When someone asks Ted Cross what inspires him, he says, "Red knots.''
• • •
In Selma, where he marched during the civil rights movement, he was nervous, never scared. In the Pacific, where the Japanese Zeros shared the skies with the albatrosses, he suffered a few anxious moments. Talking to Nixon was nerve-racking. Closing a deal, wondering if he was going to lose his shirt, was scary, too.
The best place on Earth to see large numbers of reddish egrets is also the most dangerous place to see them, Green Island off the Texas coast. The 35-acre island is America's great reddish egret rookery.
Reddish egrets are most often the color of a rusty key. When alarmed, they can make themselves look fierce by flaring out neck feathers like porcupine quills. But deep down, they are lovers and not fighters.
So when the diamondback rattlesnakes crawl into the low bushes on Green Island, the reddish egrets squawk but don't fight. The snakes proceed to eat their eggs.
Nature. It's a delicatessen.
"The snakes come out of hibernation, hungry, at the same time the birds are laying their eggs," Cross says.
Years ago — it was April 24, 1978 — he made his first trip to Green Island to look at reddish egrets.

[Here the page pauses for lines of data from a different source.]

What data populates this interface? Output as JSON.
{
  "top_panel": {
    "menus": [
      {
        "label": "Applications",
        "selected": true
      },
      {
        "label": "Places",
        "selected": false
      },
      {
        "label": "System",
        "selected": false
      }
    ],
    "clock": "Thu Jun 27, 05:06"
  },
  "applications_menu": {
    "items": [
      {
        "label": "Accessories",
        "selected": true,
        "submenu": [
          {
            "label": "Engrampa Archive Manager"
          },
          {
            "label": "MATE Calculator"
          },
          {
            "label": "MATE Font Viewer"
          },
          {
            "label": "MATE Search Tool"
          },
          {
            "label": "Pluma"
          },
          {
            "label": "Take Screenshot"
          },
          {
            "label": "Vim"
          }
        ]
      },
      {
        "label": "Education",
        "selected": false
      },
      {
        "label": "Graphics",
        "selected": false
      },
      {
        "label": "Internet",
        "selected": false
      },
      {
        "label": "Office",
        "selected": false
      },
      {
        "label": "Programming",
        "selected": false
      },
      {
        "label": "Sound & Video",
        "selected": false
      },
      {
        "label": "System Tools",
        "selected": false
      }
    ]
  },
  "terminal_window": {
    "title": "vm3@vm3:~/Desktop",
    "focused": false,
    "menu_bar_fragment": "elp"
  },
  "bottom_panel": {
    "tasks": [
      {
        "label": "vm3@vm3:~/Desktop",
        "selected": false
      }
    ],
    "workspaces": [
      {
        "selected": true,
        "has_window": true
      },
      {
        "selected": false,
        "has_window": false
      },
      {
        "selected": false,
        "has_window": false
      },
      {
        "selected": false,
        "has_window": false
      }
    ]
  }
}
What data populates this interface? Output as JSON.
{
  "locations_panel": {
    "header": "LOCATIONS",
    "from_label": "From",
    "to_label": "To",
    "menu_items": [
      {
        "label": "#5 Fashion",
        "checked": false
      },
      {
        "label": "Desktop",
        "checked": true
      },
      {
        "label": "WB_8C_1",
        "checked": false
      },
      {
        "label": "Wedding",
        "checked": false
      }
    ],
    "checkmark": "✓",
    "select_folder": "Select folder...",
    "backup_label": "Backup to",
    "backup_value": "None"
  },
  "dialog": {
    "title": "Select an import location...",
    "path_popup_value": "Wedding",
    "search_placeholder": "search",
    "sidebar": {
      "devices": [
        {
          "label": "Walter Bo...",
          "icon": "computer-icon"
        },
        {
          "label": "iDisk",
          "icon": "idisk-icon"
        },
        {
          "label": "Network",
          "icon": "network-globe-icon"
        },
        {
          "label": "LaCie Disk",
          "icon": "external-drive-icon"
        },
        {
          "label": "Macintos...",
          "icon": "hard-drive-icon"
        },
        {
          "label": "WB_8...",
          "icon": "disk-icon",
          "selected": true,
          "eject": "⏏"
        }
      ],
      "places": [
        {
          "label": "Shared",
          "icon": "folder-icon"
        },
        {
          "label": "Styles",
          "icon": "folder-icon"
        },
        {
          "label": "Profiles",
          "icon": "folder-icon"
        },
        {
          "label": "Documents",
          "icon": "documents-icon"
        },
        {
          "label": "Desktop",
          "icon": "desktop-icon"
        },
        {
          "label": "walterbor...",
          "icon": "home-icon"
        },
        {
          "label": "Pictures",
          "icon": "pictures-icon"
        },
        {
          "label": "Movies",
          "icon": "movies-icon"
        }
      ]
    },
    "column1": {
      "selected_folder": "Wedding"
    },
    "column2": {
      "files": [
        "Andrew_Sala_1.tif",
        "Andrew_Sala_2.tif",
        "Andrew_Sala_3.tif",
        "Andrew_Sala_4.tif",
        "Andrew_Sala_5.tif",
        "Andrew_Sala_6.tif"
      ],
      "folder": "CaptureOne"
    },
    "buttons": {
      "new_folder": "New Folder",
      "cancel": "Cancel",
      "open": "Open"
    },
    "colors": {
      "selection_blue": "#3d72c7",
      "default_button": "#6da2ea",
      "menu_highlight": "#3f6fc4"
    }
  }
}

Local expert Friday Fluman advised Cross to exchange his sneakers for a pair of snake boots. "The first person down the path wakes up the rattlesnake,'' Fluman explained, "the second person pisses him off and the third person gets the bite.''
Cross wore his boots and took the lead. Fluman, who never wore snake boots, didn't get bitten. Somehow, he never got bitten. A birder in the party — he must have been the third guy on the path — got nailed. A helicopter flew the victim off the island.
The snakebit birder survived.
The rattlesnakes didn't eat every reddish egret egg.
Ted Cross has the pictures to prove it.
• • •
Green Island might be Cross' favorite place on Earth. He hasn't missed a spring visit in three decades.
Last summer a car backed into him in a parking lot. The broken hip healed, but his strength has yet to return. He feels dizzy. He takes a lot of pills. A nurse draws blood every day. Walking on canes tires him, so sometimes he has to sit. He will not return to Green Island in the spring.
He will enjoy his reddish egrets as much as possible this month and next at Sanibel Island. Somebody will help him out of the SUV. He'll sit and he'll wait with his camera. Perhaps he will achieve the perfect reddish egret photograph.
He'll have to rewrite his epitaph.
"There's one,'' he says, not out of breath. It skips across the shallows, stops, twirls, stabs a minnow with that deadly beak.
What goes through the mind of a reddish egret? Does a reddish egret worry incessantly about the end? Or, living in the present, does it concentrate only on its next meal?